The Rays didn’t just get beat, they were flat-out embarrassed, and for the brief 48 hours they were a playoff team they looked poorly composed and ill-prepared for playoff baseball. Those are issues that fall squarely on the shoulders of the man in the manager’s seat.
He let a two-run inning turn into a four-run inning by leaving Zach Eflin in the game too long in the fourth. The Tampa Bay starter had already given up a solo home run to Adolis García, single to Leody Taveras and triple to Josh Jung, yet he was still left in to give up a two-run blast to Evan Carter.
For a Rays offense that got shut out on Tuesday night and failed to get a runner past first base until the seventh inning on Wednesday, four runs was insurmountable. A quiet offense has become a troubling trend for the Rays in October.

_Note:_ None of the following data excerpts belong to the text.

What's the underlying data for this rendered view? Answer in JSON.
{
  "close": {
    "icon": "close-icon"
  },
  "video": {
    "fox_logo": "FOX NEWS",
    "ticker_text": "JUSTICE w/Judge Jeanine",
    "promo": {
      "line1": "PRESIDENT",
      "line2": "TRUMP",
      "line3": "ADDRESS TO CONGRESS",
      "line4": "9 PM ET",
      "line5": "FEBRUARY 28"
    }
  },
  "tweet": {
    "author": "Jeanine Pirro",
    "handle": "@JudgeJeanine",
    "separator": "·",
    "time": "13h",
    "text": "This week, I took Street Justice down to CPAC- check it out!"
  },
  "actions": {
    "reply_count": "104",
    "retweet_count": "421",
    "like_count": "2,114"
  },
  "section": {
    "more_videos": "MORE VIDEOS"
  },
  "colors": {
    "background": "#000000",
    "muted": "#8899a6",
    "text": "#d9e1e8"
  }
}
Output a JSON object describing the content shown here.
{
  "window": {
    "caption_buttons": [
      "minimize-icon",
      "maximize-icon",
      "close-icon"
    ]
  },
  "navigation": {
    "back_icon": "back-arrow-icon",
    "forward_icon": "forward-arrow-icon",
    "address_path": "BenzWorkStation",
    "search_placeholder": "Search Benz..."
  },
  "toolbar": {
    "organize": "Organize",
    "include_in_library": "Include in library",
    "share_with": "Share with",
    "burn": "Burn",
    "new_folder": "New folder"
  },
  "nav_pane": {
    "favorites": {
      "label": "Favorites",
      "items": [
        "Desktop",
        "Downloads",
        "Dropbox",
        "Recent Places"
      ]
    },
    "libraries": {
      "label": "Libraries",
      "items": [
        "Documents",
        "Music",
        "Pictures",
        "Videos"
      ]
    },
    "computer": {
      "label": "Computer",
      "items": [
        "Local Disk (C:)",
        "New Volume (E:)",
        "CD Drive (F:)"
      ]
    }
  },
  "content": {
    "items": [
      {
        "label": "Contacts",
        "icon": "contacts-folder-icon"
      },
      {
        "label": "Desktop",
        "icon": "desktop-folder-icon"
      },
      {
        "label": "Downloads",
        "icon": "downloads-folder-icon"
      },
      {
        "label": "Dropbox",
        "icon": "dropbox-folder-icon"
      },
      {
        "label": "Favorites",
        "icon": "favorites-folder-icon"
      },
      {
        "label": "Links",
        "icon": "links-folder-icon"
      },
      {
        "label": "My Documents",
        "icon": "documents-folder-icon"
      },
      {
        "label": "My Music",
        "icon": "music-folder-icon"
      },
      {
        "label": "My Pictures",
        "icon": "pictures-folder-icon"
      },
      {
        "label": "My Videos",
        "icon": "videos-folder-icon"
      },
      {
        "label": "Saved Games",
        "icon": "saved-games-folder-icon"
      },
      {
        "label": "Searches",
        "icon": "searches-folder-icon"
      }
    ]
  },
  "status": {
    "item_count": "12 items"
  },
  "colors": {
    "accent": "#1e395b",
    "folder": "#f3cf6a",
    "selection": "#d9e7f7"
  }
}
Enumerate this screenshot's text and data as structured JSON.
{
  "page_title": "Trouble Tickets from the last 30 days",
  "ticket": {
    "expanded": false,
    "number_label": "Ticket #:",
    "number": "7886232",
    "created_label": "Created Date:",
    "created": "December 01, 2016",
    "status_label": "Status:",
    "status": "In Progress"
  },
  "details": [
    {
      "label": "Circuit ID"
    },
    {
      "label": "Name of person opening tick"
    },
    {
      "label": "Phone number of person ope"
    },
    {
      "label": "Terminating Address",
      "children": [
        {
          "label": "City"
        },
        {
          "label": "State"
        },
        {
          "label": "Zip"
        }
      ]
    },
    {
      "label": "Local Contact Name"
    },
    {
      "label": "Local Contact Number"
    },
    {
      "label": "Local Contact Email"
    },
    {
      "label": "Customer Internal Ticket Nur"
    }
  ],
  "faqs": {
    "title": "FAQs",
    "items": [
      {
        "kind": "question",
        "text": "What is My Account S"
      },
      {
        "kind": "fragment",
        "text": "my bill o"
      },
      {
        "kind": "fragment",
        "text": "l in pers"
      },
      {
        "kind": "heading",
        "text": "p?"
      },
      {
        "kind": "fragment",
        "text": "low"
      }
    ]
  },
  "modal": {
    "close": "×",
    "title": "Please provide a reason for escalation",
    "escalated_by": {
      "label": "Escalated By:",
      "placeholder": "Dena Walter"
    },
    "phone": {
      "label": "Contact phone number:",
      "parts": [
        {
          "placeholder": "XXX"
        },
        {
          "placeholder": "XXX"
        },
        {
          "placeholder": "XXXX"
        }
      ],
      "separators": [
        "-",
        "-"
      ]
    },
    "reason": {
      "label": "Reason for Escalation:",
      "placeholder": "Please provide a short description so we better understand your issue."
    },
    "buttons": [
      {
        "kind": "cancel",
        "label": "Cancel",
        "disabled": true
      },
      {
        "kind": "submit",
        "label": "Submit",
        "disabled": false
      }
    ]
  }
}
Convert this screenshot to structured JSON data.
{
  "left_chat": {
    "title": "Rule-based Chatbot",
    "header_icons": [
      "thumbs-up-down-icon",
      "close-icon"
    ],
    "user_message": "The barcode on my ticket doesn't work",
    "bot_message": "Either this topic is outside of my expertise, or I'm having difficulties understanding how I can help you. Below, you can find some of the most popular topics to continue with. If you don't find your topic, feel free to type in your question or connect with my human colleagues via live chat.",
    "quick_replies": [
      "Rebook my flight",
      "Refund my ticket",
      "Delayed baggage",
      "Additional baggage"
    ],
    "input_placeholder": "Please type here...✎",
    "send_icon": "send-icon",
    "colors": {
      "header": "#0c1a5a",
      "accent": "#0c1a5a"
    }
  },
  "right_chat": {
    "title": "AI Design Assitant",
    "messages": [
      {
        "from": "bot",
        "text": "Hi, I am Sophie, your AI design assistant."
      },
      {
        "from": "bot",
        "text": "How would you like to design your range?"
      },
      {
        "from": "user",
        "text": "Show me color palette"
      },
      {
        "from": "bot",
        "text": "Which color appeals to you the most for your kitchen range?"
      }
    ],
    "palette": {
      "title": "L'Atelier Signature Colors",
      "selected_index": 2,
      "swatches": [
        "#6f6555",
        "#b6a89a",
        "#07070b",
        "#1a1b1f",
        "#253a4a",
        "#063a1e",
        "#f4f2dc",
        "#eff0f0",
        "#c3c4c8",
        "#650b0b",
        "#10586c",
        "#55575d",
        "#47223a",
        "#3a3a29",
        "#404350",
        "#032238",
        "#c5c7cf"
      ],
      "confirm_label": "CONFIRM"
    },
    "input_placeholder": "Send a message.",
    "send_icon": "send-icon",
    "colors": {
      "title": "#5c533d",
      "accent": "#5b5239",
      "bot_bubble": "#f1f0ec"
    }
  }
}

A year ago, this same Rays team managed just one run and nine hits in 24 innings while getting swept by the Cleveland Guardians in the Wild Card Round.
The Tampa Bay organization consistently finds a way to contend with one of the lowest payrolls in baseball, but it’s the front office that deserves credit for mining diamonds in the rough, spending wisely and excelling in player development.
In his role as manager, Cash has now failed to set the team up for postseason success in consecutive years, and that should put him on the hot seat.